Trump has never before weaseled away from fact-claiming and into subjectivity like this — my opinion, I believe, I think — on the subject of the 2020 election. It suggests a legal strategy, maybe?
But how would that play out? Legal professionals on here may be able to say more, and they have — Trump, as criminal defendant, cannot wrap himself up in a cloak of “my opinion” as an excuse for committing illegal acts. Especially when there is ample evidence that he’d been told, repeatedly, by numerous aides and advisors, that the facts were that he’d lost.
It doesn’t work like that. I can’t sell cocaine “because in my opinion it should be legal”. I can’t steal your car “because in my opinion it looks better in my driveway”. And Trump can’t attempt to overturn the official and accurate results of the 2020 election for President of the United States of America because in his opinion the official result is wrong and he’s not the loser, he’s the winner.
Nope.
But it’s interesting to see him sliding in this direction. It makes me wonder if a few more of his supporters will start to understand what he’s doing here, that he’s no longer confidently declaring it as fact. Maybe some of them, too, will finally get quieter about the Big Lie and begin to slink away from it.
Speaking of supporters — Newsmax itself, more right-wing than Fox, concluded their Trump interview with an on-camera disavowal of Trump’s opinion. That’s a first for them! The interviewer, Eric Bolling, actually cut away from Trump at the end and faced the camera and said, point blank, “Alright, folks. Now, just a note. Newsmax has accepted the election results as legal and final.”
These trials are going to be interesting. Trump cannot afford to plead insanity while simultaneously running for President. But if he does not plead insanity, then he has to go on trial as a defendant who is expected to understand what truth and reality are — and to obey the law, as a citizen who is sane enough to understand that concept.
Trump’s new “my opinion / I think” framing about the 2020 election, and his backing away from claiming the Big Lie as fact, is not going to serve him well in courts of law.

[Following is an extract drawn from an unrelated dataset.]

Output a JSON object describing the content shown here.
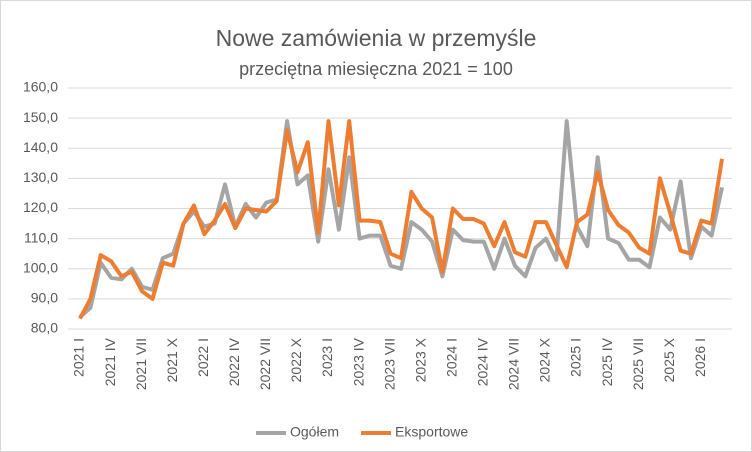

It will also not serve him well in his perpetual $$ grifting from small donors. Recently we’ve heard that as many as 70% of Republican voters say they believe the 2020 election was stolen from Donald Trump by Joe Biden. A significant percent of Trump’s donations go hand in hand with that belief. And I lurk occasionally on right-wing forums just to get pulse readings from time to time… honestly, there are millions out there who truly and deeply believe it. They don’t wield it, as Trump does, as a tool to try to ward off the personal narcissistic injury of being Trump and losing your re-election bid. They believe it.
Maybe that, too, will begin to change slowly. At least for some % of them. Because for Trump to now be saying all of that is just “my opinion”— that is some truly weak-sauce backpedaling, after all the furious rhetorical spear-chucking he’s done throughout 2021 and 2022. Pathetic. In my opinion.